İkide Bir 5 / Özlemim Kopenhag

Bugün ne yazsam diye düşünüp duruyordum. Beynimi bir ikilemin karasızlığında devinirken buldum. Sonra aklıma bu blogun yaradılış amacı geldi. Gezdiğim şehirlerden bana kalanlarla bir öykü yazıp yayımlamaktı. İlk açtığım yıllara bakarsanız orada öyküleri okuyabilirsiniz. Sonra öyküde tıkanmaya başlayınca kitap sevdamdan yola çıkıp okuduklarımı paylaşmaya başladım.

Bugünkü yazıyı bu yüzden Kopenhag’a adamaya karar verdim.

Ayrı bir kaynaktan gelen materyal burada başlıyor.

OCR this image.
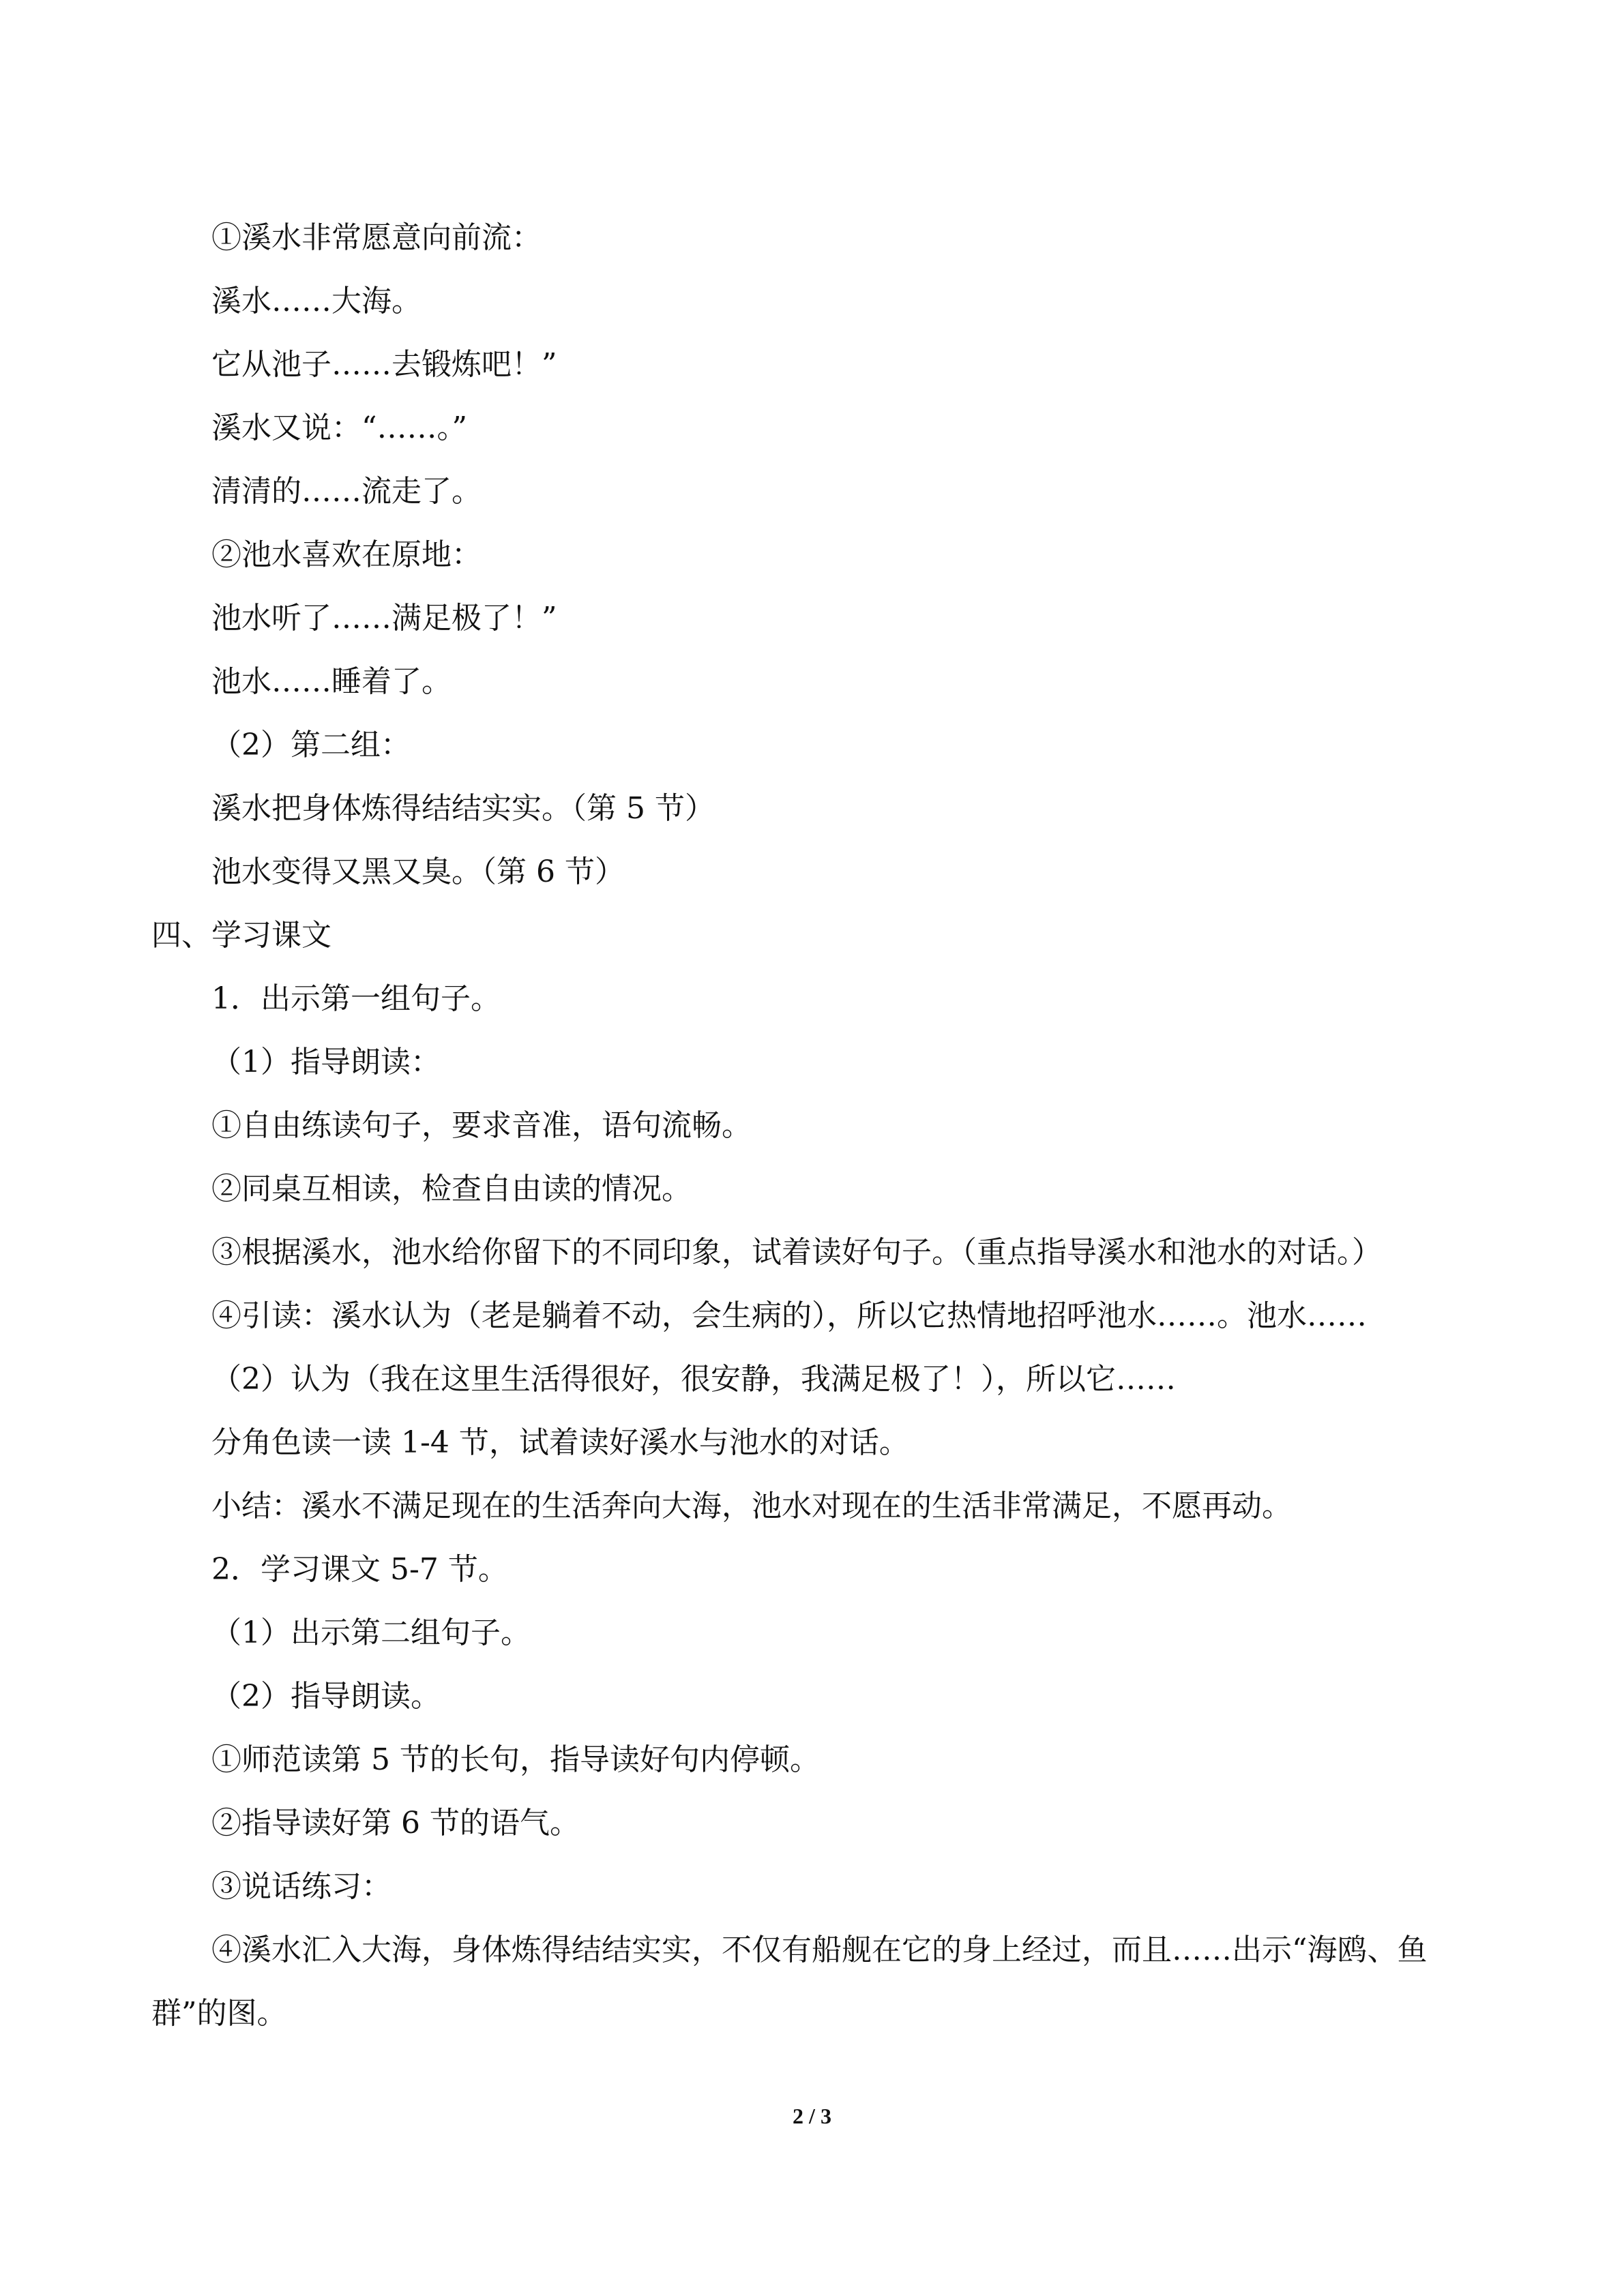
①溪水非常愿意向前流：

溪水……大海。

它从池子……去锻炼吧！”

溪水又说：“……。”

清清的……流走了。

②池水喜欢在原地：

池水听了……满足极了！”

池水……睡着了。

（2）第二组：

溪水把身体炼得结结实实。（第 5 节）

池水变得又黑又臭。（第 6 节）

四、学习课文

1．出示第一组句子。

（1）指导朗读：

①自由练读句子，要求音准，语句流畅。

②同桌互相读，检查自由读的情况。

③根据溪水，池水给你留下的不同印象，试着读好句子。（重点指导溪水和池水的对话。）

④引读：溪水认为（老是躺着不动，会生病的），所以它热情地招呼池水……。池水……

（2）认为（我在这里生活得很好，很安静，我满足极了！），所以它……

分角色读一读 1-4 节，试着读好溪水与池水的对话。

小结：溪水不满足现在的生活奔向大海，池水对现在的生活非常满足，不愿再动。

2．学习课文 5-7 节。

（1）出示第二组句子。

（2）指导朗读。

①师范读第 5 节的长句，指导读好句内停顿。

②指导读好第 6 节的语气。

③说话练习：

④溪水汇入大海，身体炼得结结实实，不仅有船舰在它的身上经过，而且……出示“海鸥、鱼群”的图。

2 / 3
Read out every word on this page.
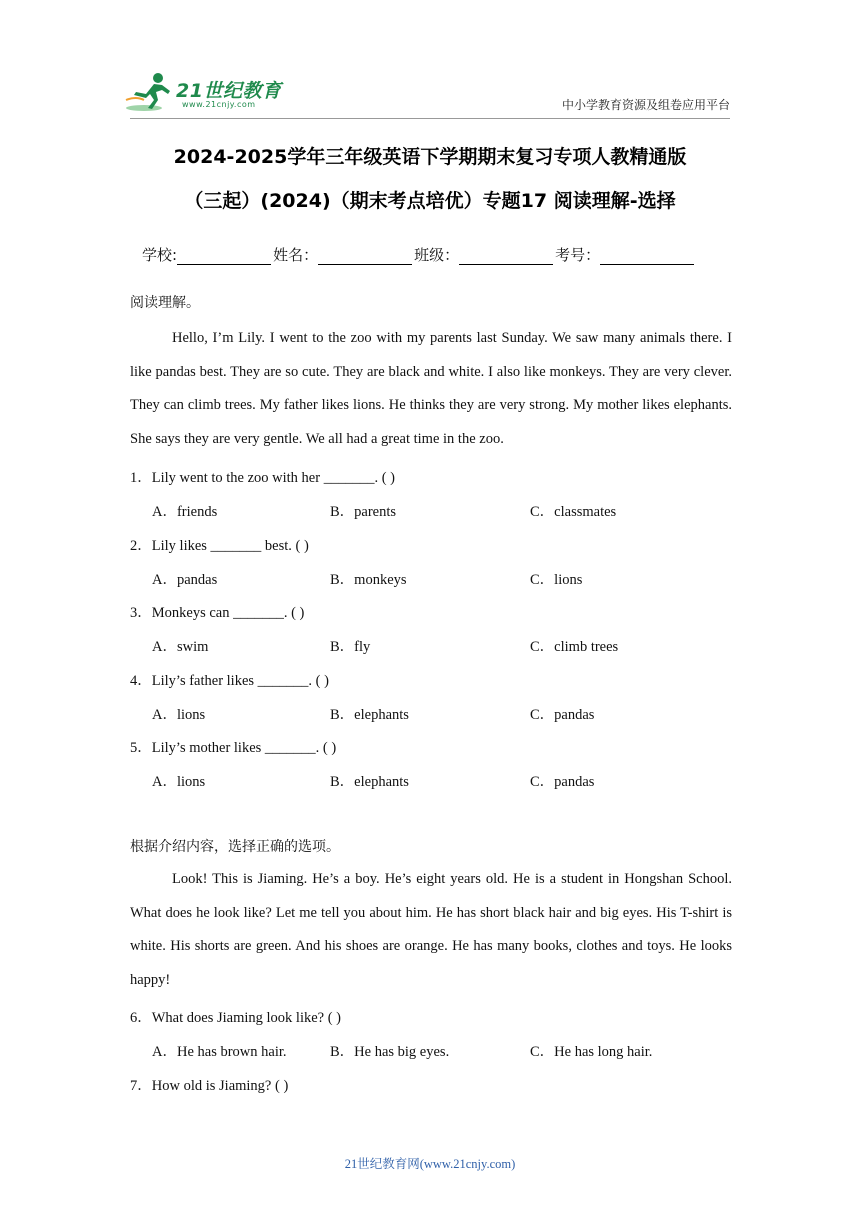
21世纪教育
www.21cnjy.com	中小学教育资源及组卷应用平台
2024-2025学年三年级英语下学期期末复习专项人教精通版
（三起）(2024)（期末考点培优）专题17 阅读理解-选择
学校:	姓名：	班级：	考号：
阅读理解。
Hello, I’m Lily. I went to the zoo with my parents last Sunday. We saw many animals there. I like pandas best. They are so cute. They are black and white. I also like monkeys. They are very clever. They can climb trees. My father likes lions. He thinks they are very strong. My mother likes elephants. She says they are very gentle. We all had a great time in the zoo.
1．Lily went to the zoo with her _______. ( )
A．friends	B．parents	C．classmates
2．Lily likes _______ best. ( )
A．pandas	B．monkeys	C．lions
3．Monkeys can _______. ( )
A．swim	B．fly	C．climb trees
4．Lily’s father likes _______. ( )
A．lions	B．elephants	C．pandas
5．Lily’s mother likes _______. ( )
A．lions	B．elephants	C．pandas
根据介绍内容，选择正确的选项。
Look! This is Jiaming. He’s a boy. He’s eight years old. He is a student in Hongshan School. What does he look like? Let me tell you about him. He has short black hair and big eyes. His T-shirt is white. His shorts are green. And his shoes are orange. He has many books, clothes and toys. He looks happy!
6．What does Jiaming look like? ( )
A．He has brown hair.	B．He has big eyes.	C．He has long hair.
7．How old is Jiaming? ( )
21世纪教育网(www.21cnjy.com)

Vikinglerin şehri. Yürürken yanınızdan upuzun boyu, açık renk saçları ve yakıcı gözleriyle geçen erkekler ve kadınların hepsi mi güzel olur? Hadi abartmayayım, ama çoğu güzel. Alımlı. Güzel giyimli. Atletik yapılı. Sabah, öğle, akşam üzerlerinde taytları, eşofmanları koşuyor, bisiklete biniyorlar. Bisiklet zaten en fazla kullanılan ulaşım aracı. Hollanda’da bisiklet kullanımına rağbet neyse, burada da öyle. Yurt dışına gittiğimizde şehir değiştirmiyorsak her yere yürüyerek en fazla toplu taşıma kullanarak gideriz. Akşam pert olmuş vaziyette otele döndüğümüzde 25-30bin adım atmış oluruz. Nefis sokaklar, şık mağazalar, bahçeler, saraylar, evler… Hepsi etrafımızda bir geçit töreni yapar ki hayranlıktan gözlerimiz yerinden oynar, kalbimiz hop hop eder.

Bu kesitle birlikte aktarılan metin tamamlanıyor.